Hemp, I have 7,600 lumens per sq. foot. I have 3 large 55 watt 2700's lights in hoods and the rest are 23 watt 2700's 1/2 are in hoods and the other 1/2 are against the back wall (for back lighting). The exhaust fan is a high powered ceiling fan that I have set to pull air into the room The ceiling is ceiling tiles and I have removed the 2 above the plants so it pulls new air in from there(I can feel the air being pulled in).
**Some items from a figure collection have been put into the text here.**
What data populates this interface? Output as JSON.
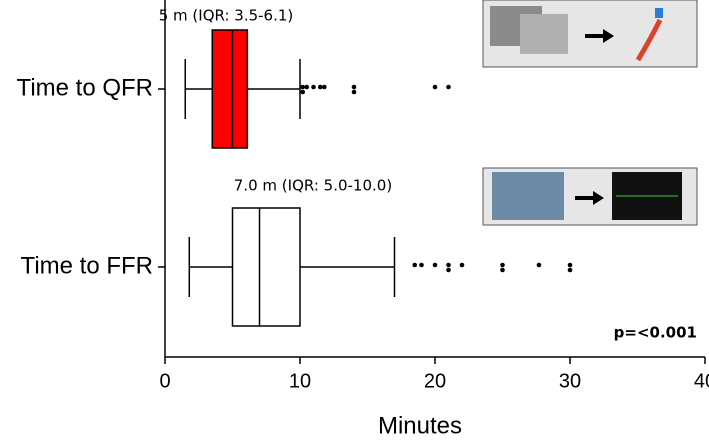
{
  "chart_data": {
    "type": "box",
    "orientation": "horizontal",
    "categories": [
      "Time to QFR",
      "Time to FFR"
    ],
    "colors": [
      "#ff0000",
      "#ffffff"
    ],
    "boxes": [
      {
        "whislo": 1.5,
        "q1": 3.5,
        "med": 5,
        "q3": 6.1,
        "whishi": 10,
        "fliers": [
          10.2,
          10.2,
          10.5,
          11,
          11.5,
          11.8,
          14,
          14,
          20,
          21
        ]
      },
      {
        "whislo": 1.8,
        "q1": 5,
        "med": 7,
        "q3": 10,
        "whishi": 17,
        "fliers": [
          18.5,
          19,
          20,
          21,
          21,
          22,
          25,
          25,
          27.7,
          30,
          30
        ]
      }
    ],
    "annotations": [
      "5 m (IQR: 3.5-6.1)",
      "7.0 m (IQR: 5.0-10.0)",
      "p=<0.001"
    ],
    "xlabel": "Minutes",
    "xlim": [
      0,
      40
    ],
    "xticks": [
      0,
      10,
      20,
      30,
      40
    ]
  }
}
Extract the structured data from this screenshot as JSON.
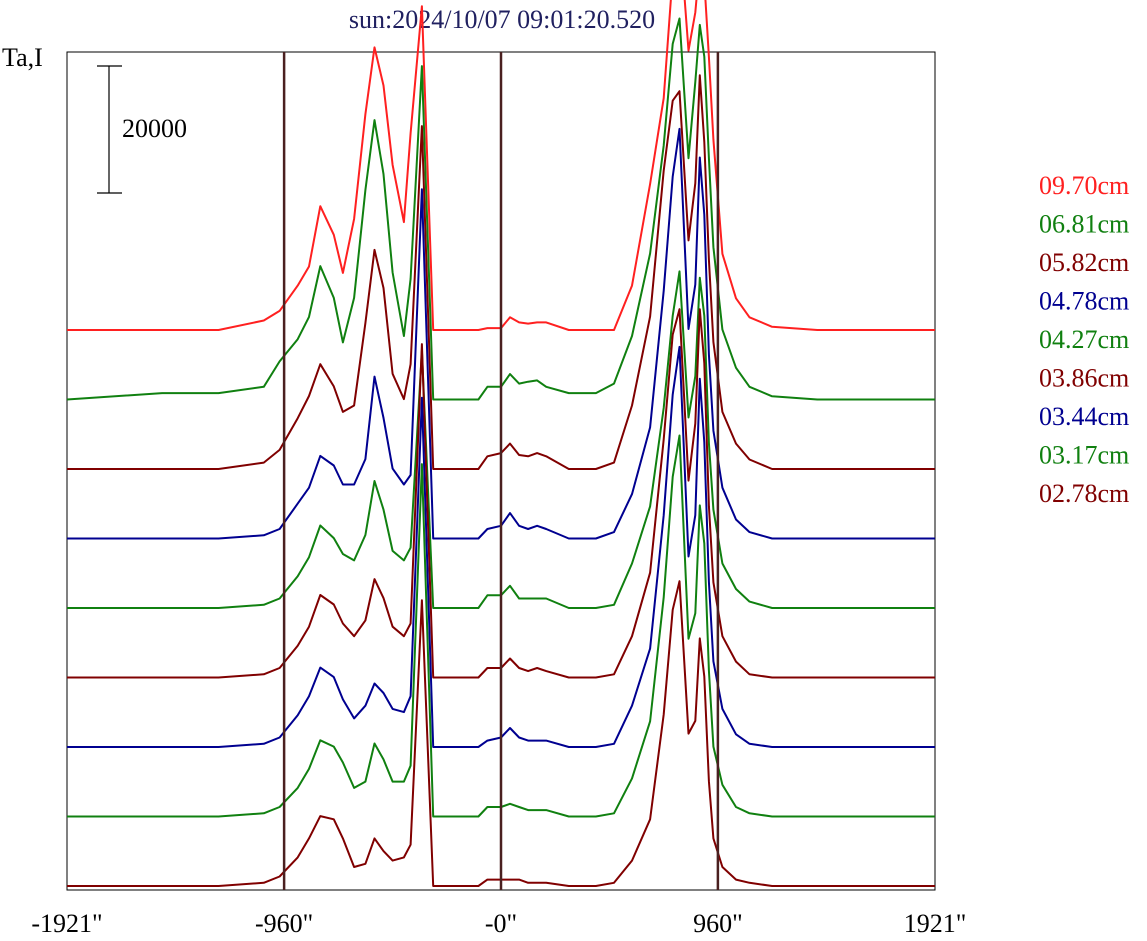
{
  "chart_data": {
    "type": "line",
    "title": "sun:2024/10/07 09:01:20.520",
    "ylabel": "Ta,I",
    "scale_bar_label": "20000",
    "scale_bar_value": 20000,
    "xlim": [
      -1921,
      1921
    ],
    "x_ticks": [
      {
        "value": -1921,
        "label": "-1921\""
      },
      {
        "value": -960,
        "label": "-960\""
      },
      {
        "value": 0,
        "label": "-0\""
      },
      {
        "value": 960,
        "label": "960\""
      },
      {
        "value": 1921,
        "label": "1921\""
      }
    ],
    "vertical_lines": [
      -960,
      0,
      960
    ],
    "grid": false,
    "legend_position": "right",
    "x": [
      -1921,
      -1500,
      -1250,
      -1050,
      -980,
      -900,
      -850,
      -800,
      -740,
      -700,
      -650,
      -600,
      -560,
      -520,
      -480,
      -430,
      -400,
      -350,
      -300,
      -250,
      -220,
      -200,
      -180,
      -160,
      -140,
      -120,
      -100,
      -60,
      0,
      40,
      80,
      120,
      160,
      200,
      300,
      420,
      500,
      580,
      660,
      720,
      760,
      790,
      830,
      860,
      880,
      900,
      920,
      940,
      980,
      1040,
      1100,
      1200,
      1400,
      1600,
      1921
    ],
    "series": [
      {
        "name": "09.70cm",
        "color": "#ff2020",
        "values": [
          0,
          0,
          0,
          1500,
          3000,
          7000,
          10000,
          19500,
          15000,
          9000,
          17500,
          34000,
          44500,
          38500,
          26000,
          17000,
          31000,
          51000,
          0,
          0,
          0,
          0,
          0,
          0,
          0,
          0,
          0,
          300,
          300,
          2000,
          1200,
          1000,
          1200,
          1200,
          0,
          0,
          0,
          7000,
          23000,
          36500,
          56000,
          63000,
          44000,
          50000,
          58000,
          55000,
          43000,
          30000,
          12000,
          5000,
          2000,
          500,
          0,
          0,
          0
        ]
      },
      {
        "name": "06.81cm",
        "color": "#108010",
        "values": [
          0,
          1000,
          1000,
          2000,
          6000,
          9500,
          13000,
          21000,
          16000,
          9000,
          16000,
          33000,
          44000,
          35500,
          20000,
          10000,
          19000,
          52500,
          0,
          0,
          0,
          0,
          0,
          0,
          0,
          0,
          0,
          2000,
          2000,
          4000,
          2500,
          2800,
          3000,
          2000,
          1000,
          1000,
          2500,
          10000,
          23000,
          40000,
          56000,
          60000,
          38000,
          50000,
          59000,
          54000,
          38000,
          24000,
          11000,
          5000,
          2000,
          500,
          0,
          0,
          0
        ]
      },
      {
        "name": "05.82cm",
        "color": "#800000",
        "values": [
          0,
          0,
          0,
          1000,
          3000,
          8000,
          11500,
          16500,
          13000,
          9000,
          10000,
          23000,
          34500,
          28500,
          15000,
          11000,
          16500,
          54000,
          0,
          0,
          0,
          0,
          0,
          0,
          0,
          0,
          0,
          2000,
          2500,
          4000,
          2200,
          2000,
          2500,
          2000,
          0,
          0,
          1000,
          10000,
          24000,
          47000,
          58000,
          59500,
          36000,
          45000,
          62000,
          51500,
          33000,
          20000,
          9000,
          4000,
          1500,
          0,
          0,
          0,
          0
        ]
      },
      {
        "name": "04.78cm",
        "color": "#000090",
        "values": [
          0,
          0,
          0,
          500,
          1500,
          5500,
          8000,
          13000,
          11500,
          8500,
          8500,
          12500,
          25500,
          19000,
          11000,
          8500,
          10000,
          55000,
          0,
          0,
          0,
          0,
          0,
          0,
          0,
          0,
          0,
          1500,
          2000,
          4000,
          2000,
          1500,
          2000,
          1500,
          0,
          0,
          1000,
          7000,
          17500,
          39000,
          57000,
          64500,
          33000,
          40000,
          60000,
          51000,
          29000,
          17000,
          8000,
          3000,
          1000,
          0,
          0,
          0,
          0
        ]
      },
      {
        "name": "04.27cm",
        "color": "#108010",
        "values": [
          0,
          0,
          0,
          500,
          1500,
          5000,
          8000,
          13000,
          11000,
          8500,
          7500,
          11500,
          20000,
          15500,
          9000,
          7500,
          9500,
          40500,
          0,
          0,
          0,
          0,
          0,
          0,
          0,
          0,
          0,
          2000,
          2000,
          3500,
          1500,
          1500,
          1500,
          1500,
          0,
          0,
          500,
          7000,
          16000,
          31500,
          46000,
          53000,
          30000,
          36500,
          52000,
          46000,
          26000,
          15500,
          7000,
          3000,
          1000,
          0,
          0,
          0,
          0
        ]
      },
      {
        "name": "03.86cm",
        "color": "#800000",
        "values": [
          0,
          0,
          0,
          500,
          1500,
          5000,
          8000,
          13000,
          11500,
          8500,
          6500,
          9000,
          15500,
          12500,
          8000,
          6500,
          8500,
          52500,
          0,
          0,
          0,
          0,
          0,
          0,
          0,
          0,
          0,
          1500,
          1500,
          3000,
          1500,
          1000,
          1500,
          1000,
          0,
          0,
          500,
          6500,
          16500,
          37500,
          54000,
          58000,
          31000,
          40000,
          58000,
          49500,
          27000,
          15000,
          6500,
          2500,
          500,
          0,
          0,
          0,
          0
        ]
      },
      {
        "name": "03.44cm",
        "color": "#000090",
        "values": [
          0,
          0,
          0,
          500,
          1500,
          5000,
          8000,
          12500,
          11000,
          7500,
          4500,
          6500,
          10000,
          8500,
          6000,
          5500,
          8000,
          55000,
          0,
          0,
          0,
          0,
          0,
          0,
          0,
          0,
          0,
          1000,
          1500,
          3000,
          1500,
          1000,
          1000,
          1000,
          0,
          0,
          500,
          6500,
          15500,
          36500,
          55500,
          63000,
          30000,
          36500,
          58000,
          48000,
          26000,
          13500,
          6000,
          2000,
          500,
          0,
          0,
          0,
          0
        ]
      },
      {
        "name": "03.17cm",
        "color": "#108010",
        "values": [
          0,
          0,
          0,
          500,
          1500,
          4500,
          7500,
          12000,
          11000,
          8500,
          4500,
          5500,
          11500,
          9000,
          5500,
          5500,
          8000,
          55500,
          0,
          0,
          0,
          0,
          0,
          0,
          0,
          0,
          0,
          1500,
          1500,
          2000,
          1500,
          1000,
          1000,
          1000,
          0,
          0,
          500,
          6000,
          15000,
          34500,
          53500,
          60000,
          28000,
          32000,
          49000,
          43000,
          23000,
          11000,
          5000,
          1500,
          500,
          0,
          0,
          0,
          0
        ]
      },
      {
        "name": "02.78cm",
        "color": "#800000",
        "values": [
          0,
          0,
          0,
          500,
          1500,
          4500,
          7500,
          11000,
          10500,
          7500,
          3000,
          3500,
          7500,
          5500,
          4000,
          4500,
          6500,
          45000,
          0,
          0,
          0,
          0,
          0,
          0,
          0,
          0,
          0,
          1000,
          1000,
          1000,
          1000,
          500,
          500,
          500,
          0,
          0,
          500,
          4000,
          10500,
          27000,
          43500,
          48000,
          24000,
          26000,
          39000,
          33000,
          16500,
          7500,
          3000,
          1000,
          500,
          0,
          0,
          0,
          0
        ]
      }
    ]
  }
}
I have the plants set in the corner and boxed in with Mylar blankets and panels that are painted in flat white.

My next grow I will build a dedicated box and will use HPS lighting.


----------



## Hazedu812 (Nov 6, 2015)

Things seem to be moving along quite well. 22 days into flower! Just to let you know, this is the first thing I have ever grow in my life......lol. I am  developing an addiction to this!

As for the trimming I took a different route. I tied strings to some of the branches that were in the way of the lower leaves and pulled those branches with the strings to get more light to the inner part of the plant. After a few days they settled into the new position which is letting more light get to the inner parts. 

View attachment FullSizeRender (7).jpg


View attachment FullSizeRender (8).jpg


View attachment FullSizeRender (10).jpg


----------



## yarddog (Nov 6, 2015)

Looking good.  Imagine what you can do when you have a well designed grow.


----------



## Hushpuppy (Nov 7, 2015)

Those are looking real good. You have learned another trick in the art of growing MJ. "The ties that bind"


----------



## Hazedu812 (Nov 22, 2015)

Getting closer..........Week 5 flowering! 

View attachment DSC04939.JPG


----------



## Hushpuppy (Nov 23, 2015)

Getting fatter


----------



## Hazedu812 (Nov 23, 2015)

Yup, they are moving right along! :48:


----------